Some of the cast works. Neil Patrick Harris could squeeze belly laughs out of reading a math textbook on camera at this point. Giovanni Ribisi finds some grace notes to play in his role as a guy who is saving himself for marriage to the hard-working prostitute Ruth (Sarah Silverman), and while Silverman's game for the joke, the writing is too juvenile to really be hilarious. You can see how it might be funny, but it really doesn't work in execution. Liam Neeson has basically nothing to do as the bad guy in the film, and Amanda Seyfriend seems similarly stranded in an underwritten part.
I think the biggest surprise here is just how long a stretch MacFarlane seems willing to allow without even trying for a joke. I am so used to that desperate sort of bombardment that many studio comedies seem to think is the only possible pace that when you see a film like this were a good five or ten minutes can go by without anyone even trying for a set-up or a punchline, it's interesting. If the film was stronger overall, it would feel like a brave choice. Instead, it ends up making it feel like a film that is just too flabby. I feel bad saying that, because some of my favorite parts are the small things that would probably get cut first, but I think there's at least one act too many at the end of things. By the time the movie gets where it's going, there's only one way it could end, and he seems to take the longest possible route to get there. The idea that I think actually is interesting is that sometimes it takes a person outside of your relationship to allow you the proper perspective on just how broken something actually is, and in the film's best moments, it is about how Albert and Anna are both coming out of really difficult and damaged situations and how amazing it is when they both recognize that in one another. That's a fairly complex and adult idea for a mainstream comedy to tackle, so I guess it just feels like a waste when that movie suddenly takes a break for a five minute square dance about having a moustache.

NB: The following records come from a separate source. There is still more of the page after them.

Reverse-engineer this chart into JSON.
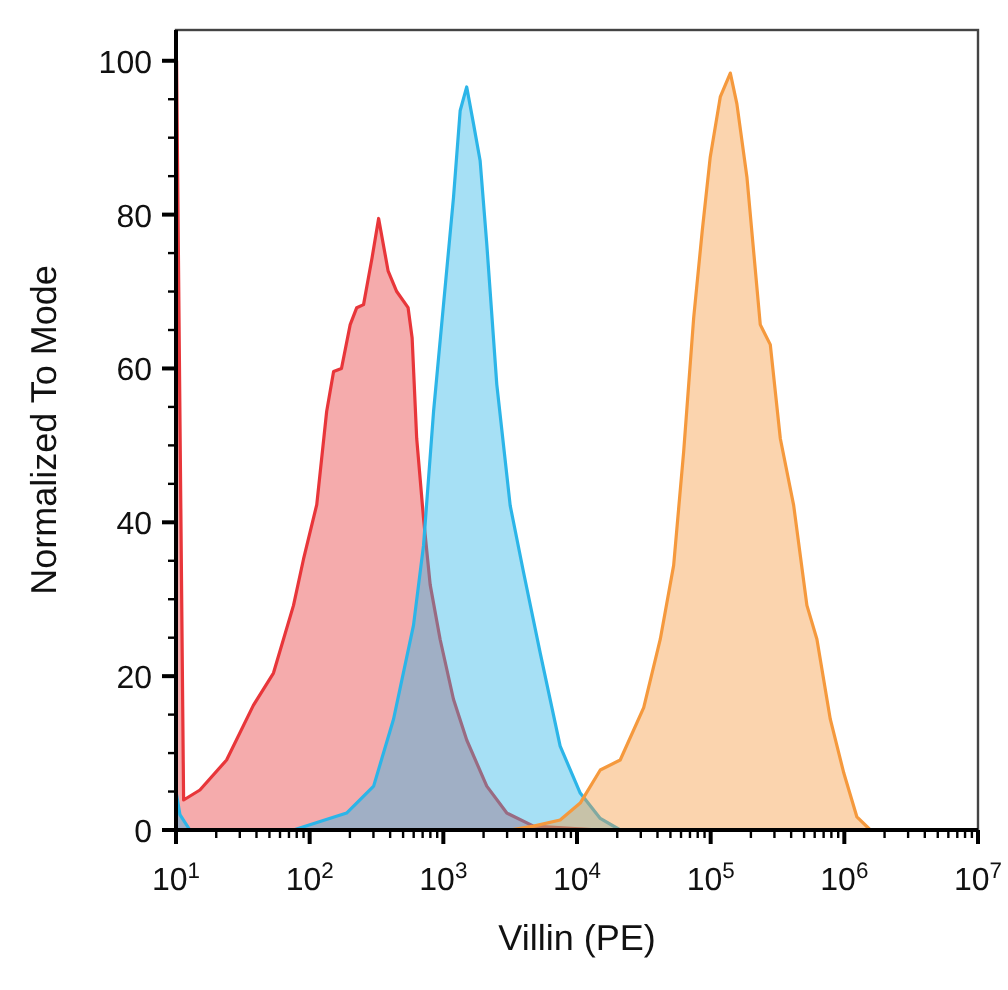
{
  "chart_data": {
    "type": "area",
    "xlabel": "Villin (PE)",
    "ylabel": "Normalized To Mode",
    "log": "x",
    "xlim": [
      10,
      10000000
    ],
    "ylim": [
      0,
      104
    ],
    "xticks": [
      {
        "value": 10,
        "label": "10$^{1}$"
      },
      {
        "value": 20,
        "label": null
      },
      {
        "value": 30,
        "label": null
      },
      {
        "value": 40,
        "label": null
      },
      {
        "value": 50,
        "label": null
      },
      {
        "value": 60,
        "label": null
      },
      {
        "value": 70,
        "label": null
      },
      {
        "value": 80,
        "label": null
      },
      {
        "value": 90,
        "label": null
      },
      {
        "value": 100,
        "label": "10$^{2}$"
      },
      {
        "value": 200,
        "label": null
      },
      {
        "value": 300,
        "label": null
      },
      {
        "value": 400,
        "label": null
      },
      {
        "value": 500,
        "label": null
      },
      {
        "value": 600,
        "label": null
      },
      {
        "value": 700,
        "label": null
      },
      {
        "value": 800,
        "label": null
      },
      {
        "value": 900,
        "label": null
      },
      {
        "value": 1000,
        "label": "10$^{3}$"
      },
      {
        "value": 2000,
        "label": null
      },
      {
        "value": 3000,
        "label": null
      },
      {
        "value": 4000,
        "label": null
      },
      {
        "value": 5000,
        "label": null
      },
      {
        "value": 6000,
        "label": null
      },
      {
        "value": 7000,
        "label": null
      },
      {
        "value": 8000,
        "label": null
      },
      {
        "value": 9000,
        "label": null
      },
      {
        "value": 10000,
        "label": "10$^{4}$"
      },
      {
        "value": 20000,
        "label": null
      },
      {
        "value": 30000,
        "label": null
      },
      {
        "value": 40000,
        "label": null
      },
      {
        "value": 50000,
        "label": null
      },
      {
        "value": 60000,
        "label": null
      },
      {
        "value": 70000,
        "label": null
      },
      {
        "value": 80000,
        "label": null
      },
      {
        "value": 90000,
        "label": null
      },
      {
        "value": 100000,
        "label": "10$^{5}$"
      },
      {
        "value": 200000,
        "label": null
      },
      {
        "value": 300000,
        "label": null
      },
      {
        "value": 400000,
        "label": null
      },
      {
        "value": 500000,
        "label": null
      },
      {
        "value": 600000,
        "label": null
      },
      {
        "value": 700000,
        "label": null
      },
      {
        "value": 800000,
        "label": null
      },
      {
        "value": 900000,
        "label": null
      },
      {
        "value": 1000000,
        "label": "10$^{6}$"
      },
      {
        "value": 2000000,
        "label": null
      },
      {
        "value": 3000000,
        "label": null
      },
      {
        "value": 4000000,
        "label": null
      },
      {
        "value": 5000000,
        "label": null
      },
      {
        "value": 6000000,
        "label": null
      },
      {
        "value": 7000000,
        "label": null
      },
      {
        "value": 8000000,
        "label": null
      },
      {
        "value": 9000000,
        "label": null
      },
      {
        "value": 10000000,
        "label": "10$^{7}$"
      }
    ],
    "yticks": [
      0,
      {
        "value": 5,
        "label": null
      },
      {
        "value": 10,
        "label": null
      },
      {
        "value": 15,
        "label": null
      },
      20,
      {
        "value": 25,
        "label": null
      },
      {
        "value": 30,
        "label": null
      },
      {
        "value": 35,
        "label": null
      },
      40,
      {
        "value": 45,
        "label": null
      },
      {
        "value": 50,
        "label": null
      },
      {
        "value": 55,
        "label": null
      },
      60,
      {
        "value": 65,
        "label": null
      },
      {
        "value": 70,
        "label": null
      },
      {
        "value": 75,
        "label": null
      },
      80,
      {
        "value": 85,
        "label": null
      },
      {
        "value": 90,
        "label": null
      },
      {
        "value": 95,
        "label": null
      },
      100
    ],
    "series": [
      {
        "color": "#e8363a",
        "x": [
          10,
          10.1,
          11.4,
          15.1,
          23.9,
          37.9,
          53.6,
          75.7,
          89.9,
          113,
          134,
          151,
          173,
          201,
          225,
          253,
          293,
          328,
          386,
          448,
          545,
          584,
          632,
          711,
          797,
          946,
          1191,
          1496,
          2113,
          2985,
          4730,
          14800
        ],
        "values": [
          0,
          100,
          3.9,
          5.2,
          9.1,
          16.2,
          20.4,
          29.2,
          35.2,
          42.3,
          54.4,
          59.6,
          60,
          65.7,
          67.9,
          68.3,
          74.4,
          79.5,
          72.7,
          70,
          67.9,
          64,
          50.9,
          40.5,
          31.9,
          24.8,
          17,
          11.7,
          5.7,
          2.2,
          0.5,
          0
        ]
      },
      {
        "color": "#2cb5e8",
        "x": [
          10,
          10.7,
          12.7,
          75.7,
          189,
          301,
          424,
          598,
          711,
          845,
          1003,
          1191,
          1336,
          1496,
          1682,
          1885,
          2113,
          2512,
          3162,
          3981,
          5309,
          7482,
          10570,
          14930,
          21050
        ],
        "values": [
          5,
          2,
          0,
          0,
          2.2,
          5.7,
          14.4,
          26.6,
          37,
          54.4,
          68.3,
          82.2,
          93.5,
          96.6,
          91.8,
          87,
          76.2,
          57.9,
          42.2,
          33.5,
          23,
          10.9,
          4.8,
          1.5,
          0
        ]
      },
      {
        "color": "#f5993d",
        "x": [
          3162,
          4730,
          7482,
          10570,
          14930,
          21050,
          31550,
          41980,
          52850,
          62810,
          74650,
          86500,
          99300,
          118000,
          140300,
          157100,
          186700,
          235000,
          279300,
          331900,
          417800,
          524800,
          623700,
          785200,
          990800,
          1242000,
          1567000
        ],
        "values": [
          0,
          0.5,
          1.3,
          3.5,
          7.8,
          9.1,
          15.9,
          24.8,
          34.4,
          49.2,
          66.6,
          77.9,
          87.5,
          95.3,
          98.4,
          94.4,
          84.9,
          65.7,
          63.1,
          50.9,
          42.2,
          29.2,
          24.8,
          14.4,
          7.4,
          1.7,
          0
        ]
      }
    ]
  }
}
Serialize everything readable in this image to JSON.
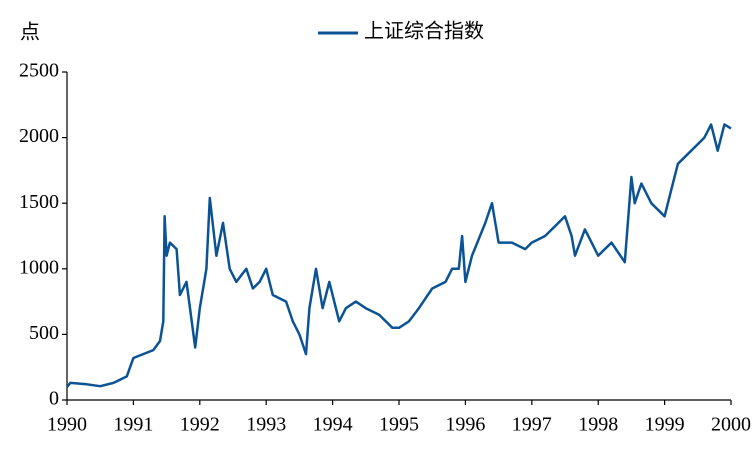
{
  "chart_data": {
    "type": "line",
    "y_label": "点",
    "x": [
      1990.0,
      1990.05,
      1990.3,
      1990.5,
      1990.7,
      1990.9,
      1991.0,
      1991.3,
      1991.4,
      1991.45,
      1991.47,
      1991.5,
      1991.55,
      1991.65,
      1991.7,
      1991.8,
      1991.93,
      1992.0,
      1992.1,
      1992.15,
      1992.25,
      1992.35,
      1992.45,
      1992.55,
      1992.7,
      1992.8,
      1992.9,
      1993.0,
      1993.1,
      1993.3,
      1993.4,
      1993.5,
      1993.6,
      1993.65,
      1993.75,
      1993.85,
      1993.95,
      1994.1,
      1994.2,
      1994.35,
      1994.5,
      1994.7,
      1994.9,
      1995.0,
      1995.15,
      1995.3,
      1995.5,
      1995.7,
      1995.8,
      1995.9,
      1995.95,
      1996.0,
      1996.1,
      1996.3,
      1996.4,
      1996.5,
      1996.7,
      1996.9,
      1997.0,
      1997.2,
      1997.4,
      1997.5,
      1997.6,
      1997.65,
      1997.8,
      1997.9,
      1998.0,
      1998.2,
      1998.4,
      1998.5,
      1998.55,
      1998.65,
      1998.8,
      1998.9,
      1999.0,
      1999.1,
      1999.2,
      1999.4,
      1999.6,
      1999.7,
      1999.8,
      1999.9,
      2000.0
    ],
    "series": [
      {
        "name": "上证综合指数",
        "color": "#0b5394",
        "values": [
          100,
          130,
          120,
          105,
          130,
          180,
          320,
          380,
          450,
          600,
          1400,
          1100,
          1200,
          1150,
          800,
          900,
          400,
          700,
          1000,
          1540,
          1100,
          1350,
          1000,
          900,
          1000,
          850,
          900,
          1000,
          800,
          750,
          600,
          500,
          350,
          700,
          1000,
          700,
          900,
          600,
          700,
          750,
          700,
          650,
          550,
          550,
          600,
          700,
          850,
          900,
          1000,
          1000,
          1250,
          900,
          1100,
          1350,
          1500,
          1200,
          1200,
          1150,
          1200,
          1250,
          1350,
          1400,
          1250,
          1100,
          1300,
          1200,
          1100,
          1200,
          1050,
          1700,
          1500,
          1650,
          1500,
          1450,
          1400,
          1600,
          1800,
          1900,
          2000,
          2100,
          1900,
          2100,
          2070
        ]
      }
    ],
    "xlim": [
      1990,
      2000
    ],
    "xticks": [
      1990,
      1991,
      1992,
      1993,
      1994,
      1995,
      1996,
      1997,
      1998,
      1999,
      2000
    ],
    "ylim": [
      0,
      2500
    ],
    "yticks": [
      0,
      500,
      1000,
      1500,
      2000,
      2500
    ]
  }
}
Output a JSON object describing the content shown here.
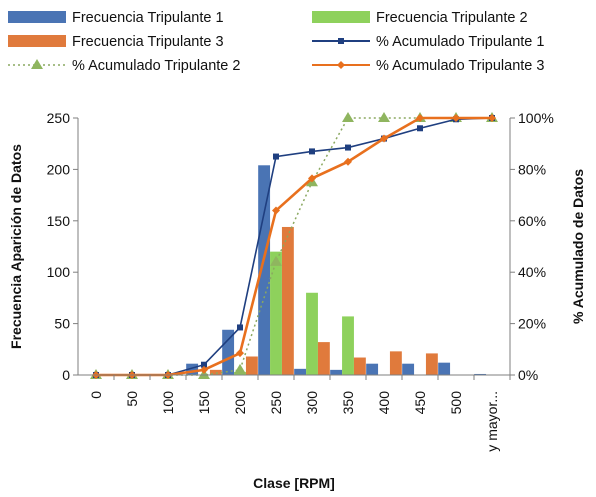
{
  "chart_data": {
    "type": "bar",
    "title": "",
    "xlabel": "Clase [RPM]",
    "ylabel": "Frecuencia Aparición de Datos",
    "y2label": "% Acumulado de Datos",
    "categories": [
      "0",
      "50",
      "100",
      "150",
      "200",
      "250",
      "300",
      "350",
      "400",
      "450",
      "500",
      "y mayor..."
    ],
    "ylim": [
      0,
      250
    ],
    "yticks": [
      "0",
      "50",
      "100",
      "150",
      "200",
      "250"
    ],
    "y2lim": [
      0,
      100
    ],
    "y2ticks": [
      "0%",
      "20%",
      "40%",
      "60%",
      "80%",
      "100%"
    ],
    "legend_position": "top",
    "series": [
      {
        "name": "Frecuencia Tripulante 1",
        "kind": "bar",
        "axis": "left",
        "color": "#4a74b4",
        "values": [
          0,
          0,
          0,
          11,
          44,
          204,
          6,
          5,
          11,
          11,
          12,
          1
        ]
      },
      {
        "name": "Frecuencia Tripulante 2",
        "kind": "bar",
        "axis": "left",
        "color": "#8ed15c",
        "values": [
          0,
          0,
          0,
          0,
          3,
          120,
          80,
          57,
          0,
          0,
          0,
          0
        ]
      },
      {
        "name": "Frecuencia Tripulante 3",
        "kind": "bar",
        "axis": "left",
        "color": "#e07a3c",
        "values": [
          0,
          0,
          0,
          5,
          18,
          144,
          32,
          17,
          23,
          21,
          0,
          0
        ]
      },
      {
        "name": "% Acumulado Tripulante 1",
        "kind": "line",
        "axis": "right",
        "color": "#1f3f80",
        "marker": "square",
        "values": [
          0,
          0,
          0,
          4,
          18.5,
          85,
          87,
          88.5,
          92,
          96,
          99.5,
          100
        ]
      },
      {
        "name": "% Acumulado Tripulante 2",
        "kind": "line",
        "axis": "right",
        "color": "#8aa860",
        "marker": "triangle",
        "dash": "dotted",
        "values": [
          0,
          0,
          0,
          0,
          2,
          44,
          75,
          100,
          100,
          100,
          100,
          100
        ]
      },
      {
        "name": "% Acumulado Tripulante 3",
        "kind": "line",
        "axis": "right",
        "color": "#e8701e",
        "marker": "diamond",
        "values": [
          0,
          0,
          0,
          2,
          8.5,
          64,
          76.5,
          83,
          92,
          100,
          100,
          100
        ]
      }
    ]
  }
}
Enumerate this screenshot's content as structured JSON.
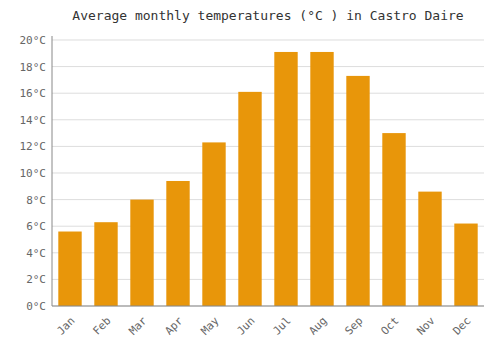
{
  "chart_data": {
    "type": "bar",
    "title": "Average monthly temperatures (°C ) in Castro Daire",
    "categories": [
      "Jan",
      "Feb",
      "Mar",
      "Apr",
      "May",
      "Jun",
      "Jul",
      "Aug",
      "Sep",
      "Oct",
      "Nov",
      "Dec"
    ],
    "values": [
      5.6,
      6.3,
      8.0,
      9.4,
      12.3,
      16.1,
      19.1,
      19.1,
      17.3,
      13.0,
      8.6,
      6.2
    ],
    "color": "#E8960A",
    "ylim": [
      0,
      20.3
    ],
    "yticks": [
      {
        "value": 0,
        "label": "0°C"
      },
      {
        "value": 2,
        "label": "2°C"
      },
      {
        "value": 4,
        "label": "4°C"
      },
      {
        "value": 6,
        "label": "6°C"
      },
      {
        "value": 8,
        "label": "8°C"
      },
      {
        "value": 10,
        "label": "10°C"
      },
      {
        "value": 12,
        "label": "12°C"
      },
      {
        "value": 14,
        "label": "14°C"
      },
      {
        "value": 16,
        "label": "16°C"
      },
      {
        "value": 18,
        "label": "18°C"
      },
      {
        "value": 20,
        "label": "20°C"
      }
    ],
    "grid": true
  }
}
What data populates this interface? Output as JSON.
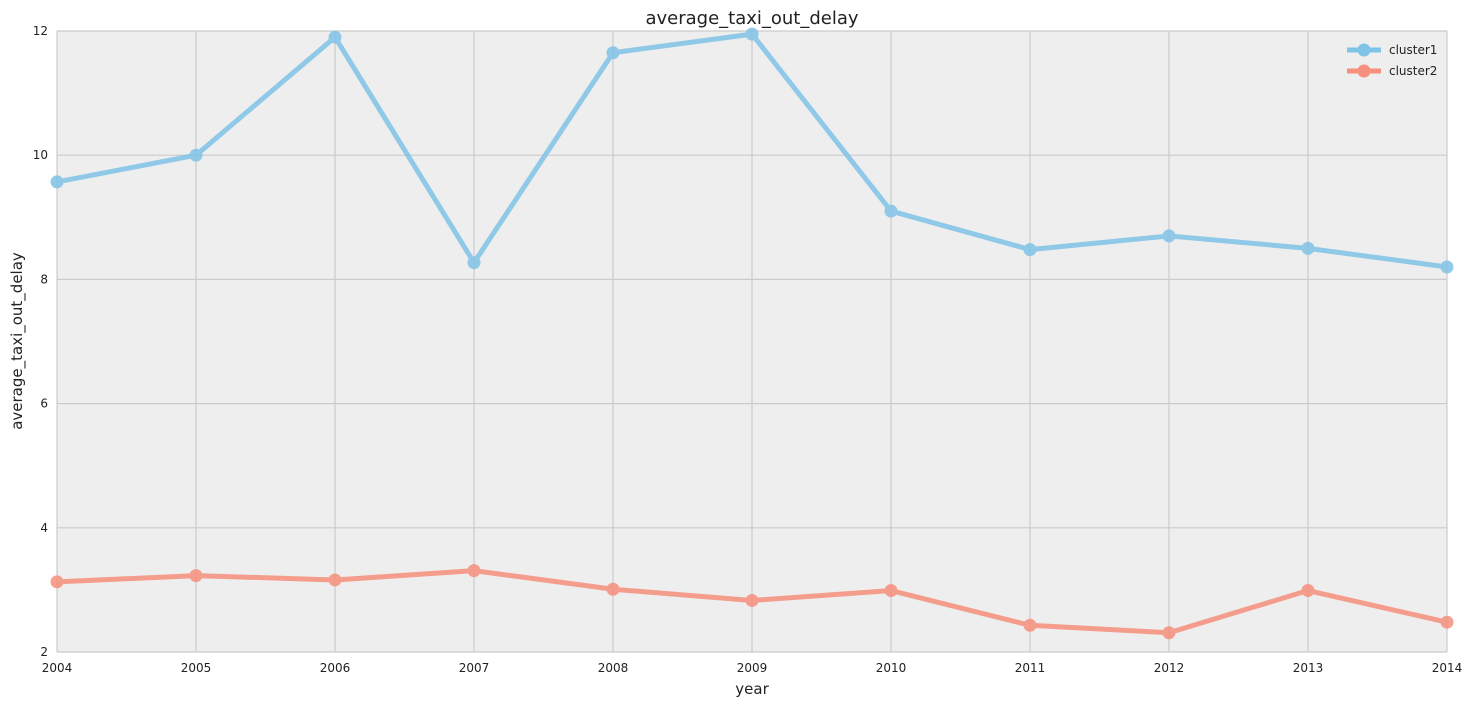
{
  "chart_data": {
    "type": "line",
    "title": "average_taxi_out_delay",
    "xlabel": "year",
    "ylabel": "average_taxi_out_delay",
    "x": [
      2004,
      2005,
      2006,
      2007,
      2008,
      2009,
      2010,
      2011,
      2012,
      2013,
      2014
    ],
    "xlim": [
      2004,
      2014
    ],
    "ylim": [
      2,
      12
    ],
    "xticks": [
      2004,
      2005,
      2006,
      2007,
      2008,
      2009,
      2010,
      2011,
      2012,
      2013,
      2014
    ],
    "yticks": [
      2,
      4,
      6,
      8,
      10,
      12
    ],
    "grid": true,
    "legend_position": "top-right",
    "background_color": "#eeeeee",
    "grid_color": "#cbcbcb",
    "series": [
      {
        "name": "cluster1",
        "color": "#7fc3e6",
        "marker": "circle",
        "values": [
          9.57,
          10.0,
          11.9,
          8.27,
          11.65,
          11.95,
          9.1,
          8.48,
          8.7,
          8.5,
          8.2
        ]
      },
      {
        "name": "cluster2",
        "color": "#f7907c",
        "marker": "circle",
        "values": [
          3.13,
          3.23,
          3.16,
          3.31,
          3.01,
          2.83,
          2.99,
          2.43,
          2.31,
          2.99,
          2.48
        ]
      }
    ]
  }
}
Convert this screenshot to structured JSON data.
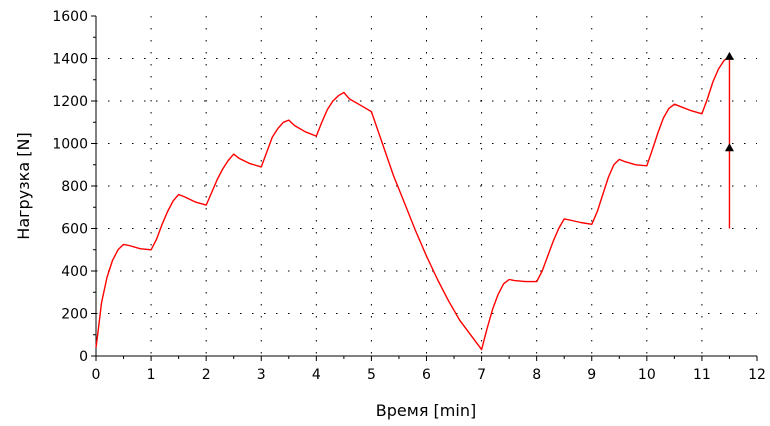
{
  "chart_data": {
    "type": "line",
    "title": "",
    "xlabel": "Время [min]",
    "ylabel": "Нагрузка [N]",
    "xlim": [
      0,
      12
    ],
    "ylim": [
      0,
      1600
    ],
    "xticks": [
      0,
      1,
      2,
      3,
      4,
      5,
      6,
      7,
      8,
      9,
      10,
      11,
      12
    ],
    "yticks": [
      0,
      200,
      400,
      600,
      800,
      1000,
      1200,
      1400,
      1600
    ],
    "grid": "dotted",
    "legend": "none",
    "colors": {
      "line": "#ff0000",
      "axis": "#000000",
      "grid": "#000000",
      "marker": "#000000"
    },
    "series": [
      {
        "values_note": "",
        "x": [
          0,
          0.04,
          0.1,
          0.2,
          0.3,
          0.4,
          0.5,
          0.6,
          0.8,
          1.0,
          1.1,
          1.2,
          1.3,
          1.4,
          1.5,
          1.6,
          1.8,
          2.0,
          2.1,
          2.2,
          2.3,
          2.4,
          2.5,
          2.6,
          2.8,
          3.0,
          3.1,
          3.2,
          3.3,
          3.4,
          3.5,
          3.6,
          3.8,
          4.0,
          4.1,
          4.2,
          4.3,
          4.4,
          4.5,
          4.6,
          4.8,
          5.0,
          5.2,
          5.4,
          5.6,
          5.8,
          6.0,
          6.2,
          6.4,
          6.6,
          6.8,
          7.0,
          7.1,
          7.2,
          7.3,
          7.4,
          7.5,
          7.6,
          7.8,
          8.0,
          8.1,
          8.2,
          8.3,
          8.4,
          8.5,
          8.6,
          8.8,
          9.0,
          9.1,
          9.2,
          9.3,
          9.4,
          9.5,
          9.6,
          9.8,
          10.0,
          10.1,
          10.2,
          10.3,
          10.4,
          10.5,
          10.6,
          10.8,
          11.0,
          11.1,
          11.2,
          11.3,
          11.4,
          11.5
        ],
        "y": [
          40,
          120,
          250,
          370,
          450,
          500,
          525,
          520,
          505,
          500,
          550,
          620,
          680,
          730,
          760,
          750,
          725,
          710,
          770,
          830,
          880,
          920,
          950,
          930,
          905,
          890,
          960,
          1030,
          1070,
          1100,
          1110,
          1085,
          1055,
          1035,
          1100,
          1160,
          1200,
          1225,
          1240,
          1210,
          1180,
          1150,
          1000,
          850,
          720,
          590,
          470,
          360,
          260,
          170,
          100,
          30,
          130,
          220,
          290,
          340,
          360,
          355,
          350,
          350,
          400,
          470,
          540,
          600,
          645,
          640,
          628,
          620,
          680,
          760,
          840,
          900,
          925,
          915,
          900,
          895,
          970,
          1050,
          1120,
          1165,
          1185,
          1175,
          1155,
          1140,
          1210,
          1290,
          1350,
          1390,
          1410
        ]
      }
    ],
    "vertical_segment": {
      "x": 11.5,
      "y_from": 600,
      "y_to": 1410
    },
    "markers": [
      {
        "x": 11.5,
        "y": 1410
      },
      {
        "x": 11.5,
        "y": 980
      }
    ]
  }
}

“A Million Ways To Die In The West” certainly has merits, and in some ways, it is a step forward for MacFarlane, but it is also deeply undisciplined, and it undercuts its own best instincts in ways I find almost unbearably frustrating. By this point, you probably know if he makes you laugh or not. This will not be the film that changes anyone's mind in either direction.
“A Million Ways To Die In The West” opens Friday in theaters everywhere.